Em um primeiro exame, tende a promover a todos, mesmo aqueles grupos e movimentos que logo lhe trarão grandes desilusões. Três casos de estudo: os neocatecumenais, os monges de Vallechiara e os Arautos do Evangelho.
por Sandro Magister – Tradução: Fratres in Unum.com
ROMA, 26 de agosto de 2011 – Como lhes é tradicional, os neocatecumenais participaram em grande número da Jornada Mundial da Juventude, em Madri. E acrescentaram ali o seu “day after”, esta também uma segunda tradição.
Na tarde de segunda-feira, 22 de agosto, eles se reuniram na centralizada Plaza de Cibeles, para celebrar o rito do “chamado” ao sacerdócio ou à vida religiosa, com seu fundador Francisco José Gómez Argüello, apelidado Kiko, atuando como âncora, rodeado pelo arcebispo de Madri, Antonoi María Rouco Varela, e por dezenas de outros bispos de todo o mundo [ndr: entre eles, o bispo da Administração Apostólica São João Maria Vianney, Dom Fernando Arêas Rifan]
A praça estava repleta de neocatecumenais de diversas nações, 180 mil ao todo, dos quais 50 mil eram italianos e 40 mil espanhóis.
Exatamente 750 chegaram de somente duas paróquias de Roma, a cidade em que o Caminho Neocatecumenal está mais presente.
O “chamado” teve uma resposta massiva. Cerca de 9 mil jovens de ambos os sexos se deslocaram da praça para o palco, para receber dos bispos a benção sobre suas escolhas vocacionais.
Ao inflamar a multidão, Kiko não deixou – como faz com freqüência — de se vangloriar do apoio do então professor de teologia Joseph Ratzinger ao estabelecimento do Caminho Neocatecumenal na Alemanha, em 1974.
Naquele ano, Stefano Gannarini e outros discípulos italianos de Ratzinger em Ratisbona, informaram-lhe que tinham ingressado no Caminho Neocatecumenal, em Roma, e que ficaram entusiasmados.
Seu entusiasmo contagiou o professor Ratzinger, que quis encontrar em sua casa, para jantar, Kiko e a outra fundadora do Caminho, a ex-freira Carmen Hernández.

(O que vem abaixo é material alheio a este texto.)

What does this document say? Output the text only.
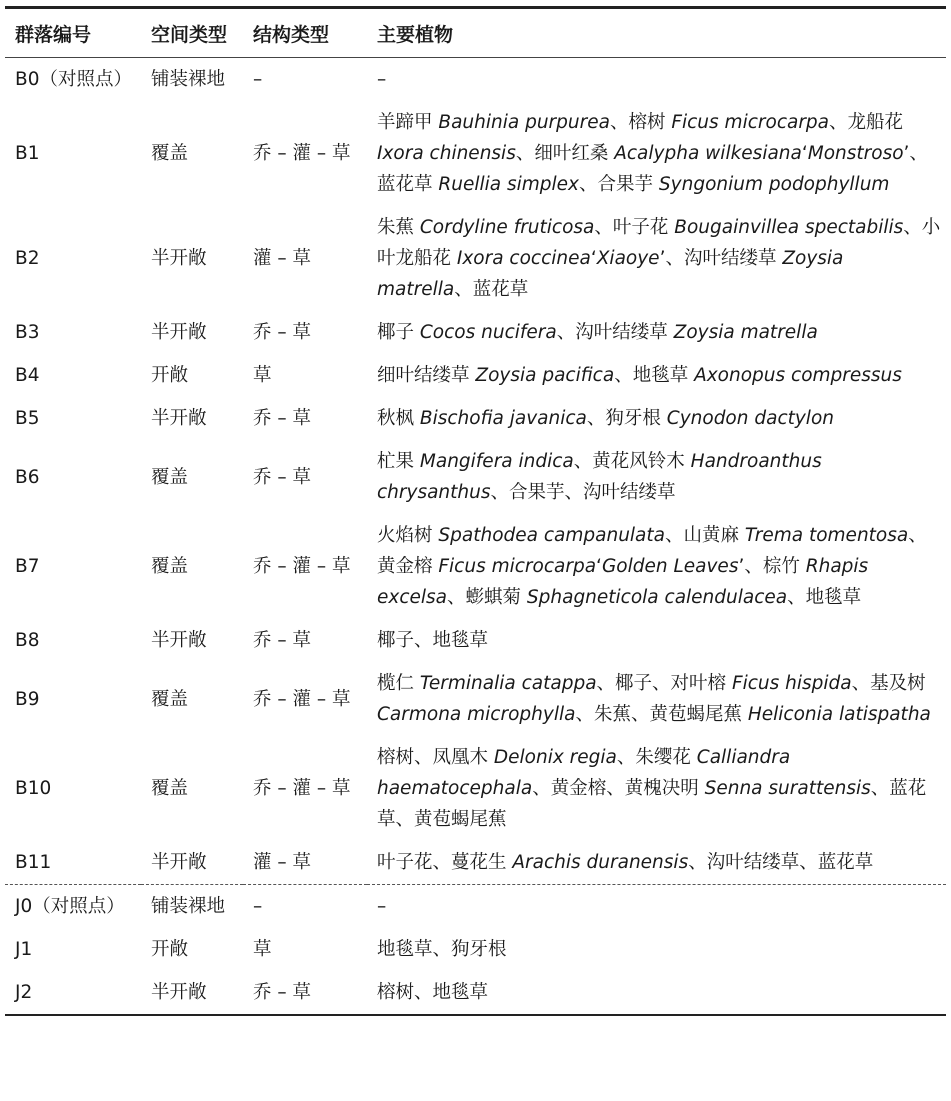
群落编号	空间类型	结构类型	主要植物
B0（对照点）	铺装裸地	–	–
B1	覆盖	乔 – 灌 – 草	羊蹄甲 Bauhinia purpurea、榕树 Ficus microcarpa、龙船花 Ixora chinensis、细叶红桑 Acalypha wilkesiana‘Monstroso’、蓝花草 Ruellia simplex、合果芋 Syngonium podophyllum
B2	半开敞	灌 – 草	朱蕉 Cordyline fruticosa、叶子花 Bougainvillea spectabilis、小叶龙船花 Ixora coccinea‘Xiaoye’、沟叶结缕草 Zoysia matrella、蓝花草
B3	半开敞	乔 – 草	椰子 Cocos nucifera、沟叶结缕草 Zoysia matrella
B4	开敞	草	细叶结缕草 Zoysia pacifica、地毯草 Axonopus compressus
B5	半开敞	乔 – 草	秋枫 Bischofia javanica、狗牙根 Cynodon dactylon
B6	覆盖	乔 – 草	杧果 Mangifera indica、黄花风铃木 Handroanthus chrysanthus、合果芋、沟叶结缕草
B7	覆盖	乔 – 灌 – 草	火焰树 Spathodea campanulata、山黄麻 Trema tomentosa、黄金榕 Ficus microcarpa‘Golden Leaves’、棕竹 Rhapis excelsa、蟛蜞菊 Sphagneticola calendulacea、地毯草
B8	半开敞	乔 – 草	椰子、地毯草
B9	覆盖	乔 – 灌 – 草	榄仁 Terminalia catappa、椰子、对叶榕 Ficus hispida、基及树 Carmona microphylla、朱蕉、黄苞蝎尾蕉 Heliconia latispatha
B10	覆盖	乔 – 灌 – 草	榕树、凤凰木 Delonix regia、朱缨花 Calliandra haematocephala、黄金榕、黄槐决明 Senna surattensis、蓝花草、黄苞蝎尾蕉
B11	半开敞	灌 – 草	叶子花、蔓花生 Arachis duranensis、沟叶结缕草、蓝花草
J0（对照点）	铺装裸地	–	–
J1	开敞	草	地毯草、狗牙根
J2	半开敞	乔 – 草	榕树、地毯草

O encontro se estendeu até o dia seguinte, por vontade de Ratzinger, então bispo auxiliar de Munique.
E pouco mais tarde, Ratzinger escreveu a dois de seus amigos sacerdotes da diocese de Munique, recomendando-lhes calorosamente que desenvolvessem o Caminho em suas paróquias. O que realmente ocorreu.
Como toda vez que conta este episódio, também em Madri, Kiko releu enfaticamente algumas frases dessas duas cartas de Ratzinger.
O que não muda o fato de que o Caminho tenha criado, posteriormente, momentos difíceis ao próprio Ratzinger, convertido em prefeito da Congregação para a Doutrina da Fé e, por último, em Papa.
Os textos do catecismo escrito por Kiko e Carmen para a formação dos membros do Caminho – até agora mantidos em segredo – demandaram efetivamente treze anos de revisões e correções pela Congregação para a Doutrina da Fé, antes de serem aprovados em 2010.
E também a forma com que os neocatecumenais celebram a Missa e os outros sacramentos foram objeto de reclamações e correções insistentes, que nem sempre chegaram a bom porto, por parte das autoridades vaticanas.
Se em 1974 o então jovem professor Ratzinger tivesse tido conhecimento dos defeitos do Caminho nas esferas da doutrina e da liturgia, seu entusiasmo teria dado lugar a uma maior cautela.
E este não é o único caso em que Ratzinger pecou por um excessivo otimismo inicial ao julgar os novos movimentos religiosos que depois lhe deram motivos de preocupação.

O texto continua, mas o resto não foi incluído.